It meets or exceeds the following standards:

UL Types 1, 2, 3, 4, 4X, 12, and 13
• CSA Types 1, 2, 3, 3R, 4, 4X, 12 and 13
• NEMA Types 1, 2, 3, 3R, 4, 4X, 12 and 13
• IEC 60529 Type IP66
• Compliant with RoHS directive (Restriction of Hazardous Substances)


I also bought the 4 dollar ventilation kit.

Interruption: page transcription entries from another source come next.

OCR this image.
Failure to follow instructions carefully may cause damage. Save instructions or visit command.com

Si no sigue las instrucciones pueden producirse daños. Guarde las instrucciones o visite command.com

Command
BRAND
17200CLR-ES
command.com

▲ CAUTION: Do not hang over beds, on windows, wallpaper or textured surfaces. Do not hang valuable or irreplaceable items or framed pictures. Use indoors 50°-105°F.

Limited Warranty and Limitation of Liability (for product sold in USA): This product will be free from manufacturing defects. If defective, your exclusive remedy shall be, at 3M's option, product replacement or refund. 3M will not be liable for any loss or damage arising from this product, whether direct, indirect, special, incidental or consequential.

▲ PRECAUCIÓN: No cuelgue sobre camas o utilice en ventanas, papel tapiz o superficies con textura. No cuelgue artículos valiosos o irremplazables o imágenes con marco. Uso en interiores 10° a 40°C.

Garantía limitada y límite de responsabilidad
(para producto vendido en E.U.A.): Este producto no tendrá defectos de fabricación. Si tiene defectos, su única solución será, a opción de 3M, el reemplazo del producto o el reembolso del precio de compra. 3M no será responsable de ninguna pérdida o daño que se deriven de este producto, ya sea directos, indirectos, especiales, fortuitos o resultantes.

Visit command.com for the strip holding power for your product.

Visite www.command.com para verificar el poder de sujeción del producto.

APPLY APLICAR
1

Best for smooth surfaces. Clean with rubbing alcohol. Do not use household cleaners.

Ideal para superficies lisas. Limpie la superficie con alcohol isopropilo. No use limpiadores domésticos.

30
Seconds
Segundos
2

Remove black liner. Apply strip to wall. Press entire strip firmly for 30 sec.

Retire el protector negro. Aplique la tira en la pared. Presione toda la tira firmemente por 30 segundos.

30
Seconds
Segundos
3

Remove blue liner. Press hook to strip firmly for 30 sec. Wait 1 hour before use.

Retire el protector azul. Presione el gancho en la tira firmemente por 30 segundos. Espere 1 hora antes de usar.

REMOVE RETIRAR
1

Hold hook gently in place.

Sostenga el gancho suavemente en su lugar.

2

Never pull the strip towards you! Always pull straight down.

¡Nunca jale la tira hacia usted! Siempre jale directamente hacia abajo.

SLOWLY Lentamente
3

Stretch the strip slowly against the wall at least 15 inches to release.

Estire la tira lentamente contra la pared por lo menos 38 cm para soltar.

You may be able to go one size smaller on the box.  I drilled a hole for a coax bulkhead connector.  Then drilled two holes for stainless steel bolts (1/4 inch) and wingnuts.  I put the bias tee in the box and pulled the power off inside the box.  The two bolts are for the radials and the vertical.  Also, I used a pigtail (coax to two wires) in the box from the tuner ANT to the two bolts (radials and vertical).  I added a third bolt for DC ground.  But, the tuner seemed to work much better without the DC ground.  My other bias tee in the shack does not have a on-off switch, so I added one.  This comes in handy when changing bands because the tuner at times needs toggled off-on to "wake up."  There is a picture on my QRZ site.

I did place alot of rice in a womans stocking and put that in the box to help absorb moisture.  Thats about it.